The teacher called another name and I eyed the small blonde girl who’d just taken stage. Her name was Corey Wilson, though we didn’t know that then—she was a new student. But by the end of her audition, it was apparent that the Southside Choir had found its superstar.
Now, a decade later, Corey has taken the stage again as Lexington’s latest musical darling and front-woman to Coralee and the Townies. She’s traded in her grade school choir garb for a pair of cowboy boots and acoustic guitar, united with five of the most respected musicians in town—Johnny Grossman (Get Down Watson), Smith Donaldson (Tall Boys), Scott Wilmoth (Swells), David White (Big Maracas), and Fred Sexton (the Yonders)—and quickly amassed quite a following with her sultry originals and honky-tonk interpretations of tunes by Tom Waits, Kinks, Chuck Berry and various other danceable musicians.

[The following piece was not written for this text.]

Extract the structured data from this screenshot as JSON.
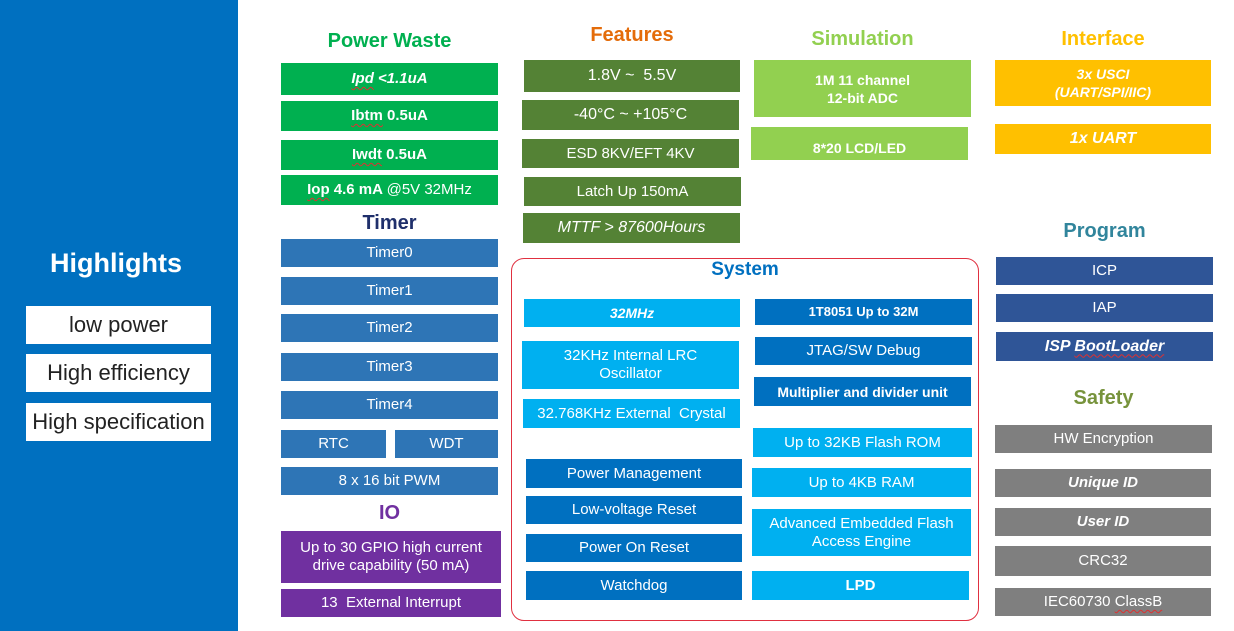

“It had always been my dream to be a backup singer,” says Corey. “I love to sing harmony and it’s very much against my nature to want to be in the spotlight.” After college, she did a bit of backing vocals for some local groups but decided, in time, that if she wanted to keep singing, she’d have to organize a group. “It was just a matter of finding myself a band that was good enough to cover up the fact that I had no idea what I was doing,” she says.

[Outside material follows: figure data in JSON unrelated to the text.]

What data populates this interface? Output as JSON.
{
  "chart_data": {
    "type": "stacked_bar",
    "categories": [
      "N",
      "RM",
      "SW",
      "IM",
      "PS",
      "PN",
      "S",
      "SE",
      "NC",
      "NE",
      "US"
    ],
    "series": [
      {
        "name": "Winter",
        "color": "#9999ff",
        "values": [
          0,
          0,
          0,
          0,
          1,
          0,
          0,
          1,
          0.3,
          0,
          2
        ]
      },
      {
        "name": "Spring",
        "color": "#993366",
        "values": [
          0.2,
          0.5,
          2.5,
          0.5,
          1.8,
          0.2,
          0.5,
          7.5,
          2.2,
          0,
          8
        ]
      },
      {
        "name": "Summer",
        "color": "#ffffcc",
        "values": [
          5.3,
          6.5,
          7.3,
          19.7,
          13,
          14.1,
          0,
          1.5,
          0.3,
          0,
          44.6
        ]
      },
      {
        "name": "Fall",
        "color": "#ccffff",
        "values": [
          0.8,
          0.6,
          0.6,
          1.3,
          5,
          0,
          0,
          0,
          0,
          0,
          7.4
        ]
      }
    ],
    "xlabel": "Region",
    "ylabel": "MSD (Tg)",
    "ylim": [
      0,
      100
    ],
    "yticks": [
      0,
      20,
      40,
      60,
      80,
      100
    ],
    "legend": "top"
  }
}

But Corey’s being modest. Between her big voice—a smoky reminiscence of Loretta Lynn—and her charismatic stage presence, which Smith describes as “both friendly and ferocious,” it seems the spotlight is just where Corey belongs.
Presently, the Townies are finishing up a five song EP comprised of Corey’s originals. Despite an obvious aptitude for performing, Corey says she lives for songwriting. “The common theme is undoubtedly love,” she says of her songs. “I have loved, unloved, reloved and made love,” and it is these truths she has versified into a kind of western swing collection due to drop mid March. “These songs are not just stories—they’re my stories and I just like to figure out ways to tell them that will make people want to listen.” And based upon the packed dance floor at any particular Townie show, indeed, we are listening.

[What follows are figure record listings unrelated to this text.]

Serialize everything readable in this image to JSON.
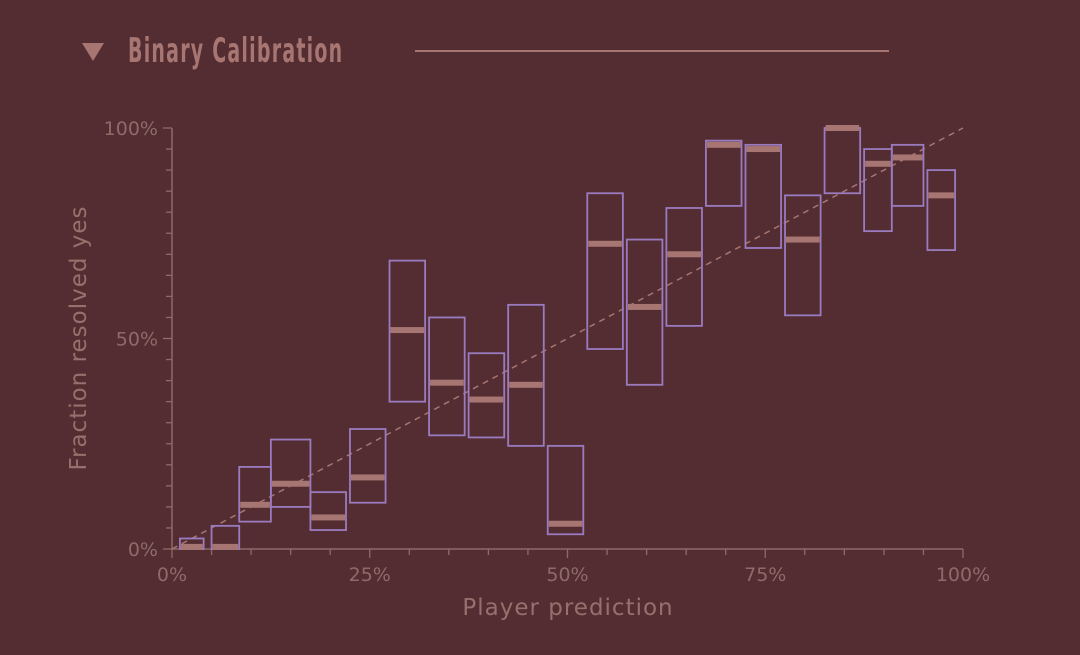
{
  "header": {
    "title": "Binary Calibration",
    "collapse_icon": "triangle-down-icon"
  },
  "colors": {
    "background": "#532d31",
    "accent": "#a77572",
    "box_stroke": "#9b7bc0",
    "median_bar": "#a77572",
    "axis": "#8f6a69",
    "diagonal": "#a77572"
  },
  "chart_data": {
    "type": "box",
    "xlabel": "Player prediction",
    "ylabel": "Fraction resolved yes",
    "xlim": [
      0,
      100
    ],
    "ylim": [
      0,
      100
    ],
    "x_ticks": [
      "0%",
      "25%",
      "50%",
      "75%",
      "100%"
    ],
    "y_ticks": [
      "0%",
      "50%",
      "100%"
    ],
    "reference_line": "y = x (dashed diagonal)",
    "bins": [
      {
        "x0": 1,
        "x1": 4,
        "low": 0,
        "high": 2.5,
        "mid": 0.5
      },
      {
        "x0": 5,
        "x1": 8.5,
        "low": 0,
        "high": 5.5,
        "mid": 0.5
      },
      {
        "x0": 8.5,
        "x1": 12.5,
        "low": 6.5,
        "high": 19.5,
        "mid": 10.5
      },
      {
        "x0": 12.5,
        "x1": 17.5,
        "low": 10,
        "high": 26,
        "mid": 15.5
      },
      {
        "x0": 17.5,
        "x1": 22,
        "low": 4.5,
        "high": 13.5,
        "mid": 7.5
      },
      {
        "x0": 22.5,
        "x1": 27,
        "low": 11,
        "high": 28.5,
        "mid": 17
      },
      {
        "x0": 27.5,
        "x1": 32,
        "low": 35,
        "high": 68.5,
        "mid": 52
      },
      {
        "x0": 32.5,
        "x1": 37,
        "low": 27,
        "high": 55,
        "mid": 39.5
      },
      {
        "x0": 37.5,
        "x1": 42,
        "low": 26.5,
        "high": 46.5,
        "mid": 35.5
      },
      {
        "x0": 42.5,
        "x1": 47,
        "low": 24.5,
        "high": 58,
        "mid": 39
      },
      {
        "x0": 47.5,
        "x1": 52,
        "low": 3.5,
        "high": 24.5,
        "mid": 6
      },
      {
        "x0": 52.5,
        "x1": 57,
        "low": 47.5,
        "high": 84.5,
        "mid": 72.5
      },
      {
        "x0": 57.5,
        "x1": 62,
        "low": 39,
        "high": 73.5,
        "mid": 57.5
      },
      {
        "x0": 62.5,
        "x1": 67,
        "low": 53,
        "high": 81,
        "mid": 70
      },
      {
        "x0": 67.5,
        "x1": 72,
        "low": 81.5,
        "high": 97,
        "mid": 96
      },
      {
        "x0": 72.5,
        "x1": 77,
        "low": 71.5,
        "high": 96,
        "mid": 95
      },
      {
        "x0": 77.5,
        "x1": 82,
        "low": 55.5,
        "high": 84,
        "mid": 73.5
      },
      {
        "x0": 82.5,
        "x1": 87,
        "low": 84.5,
        "high": 100,
        "mid": 100
      },
      {
        "x0": 87.5,
        "x1": 91,
        "low": 75.5,
        "high": 95,
        "mid": 91.5
      },
      {
        "x0": 91,
        "x1": 95,
        "low": 81.5,
        "high": 96,
        "mid": 93
      },
      {
        "x0": 95.5,
        "x1": 99,
        "low": 71,
        "high": 90,
        "mid": 84
      }
    ]
  }
}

“She’s ambitious in what she wants to do and she puts a lot of thought into her music,” says drummer David White. “Playing with Coralee makes me feel young. Younger,” he quickly adds. But it seems it is this precise sentiment that has contributed to her popularity. Her spirit is contagious, and pretty girls with her kind of raw talent cannot help but dazzle. After all, even in the sixth grade she was a rockstar and I haven’t any doubt that rockstardom will always follow Corey.
Coralee and theTownies will be performing Friday, March 19 at Cosmic Charlie’s where they will also be releasing their self-titled five song EP. Show starts at 10 P.M. So dust off your dancing boots.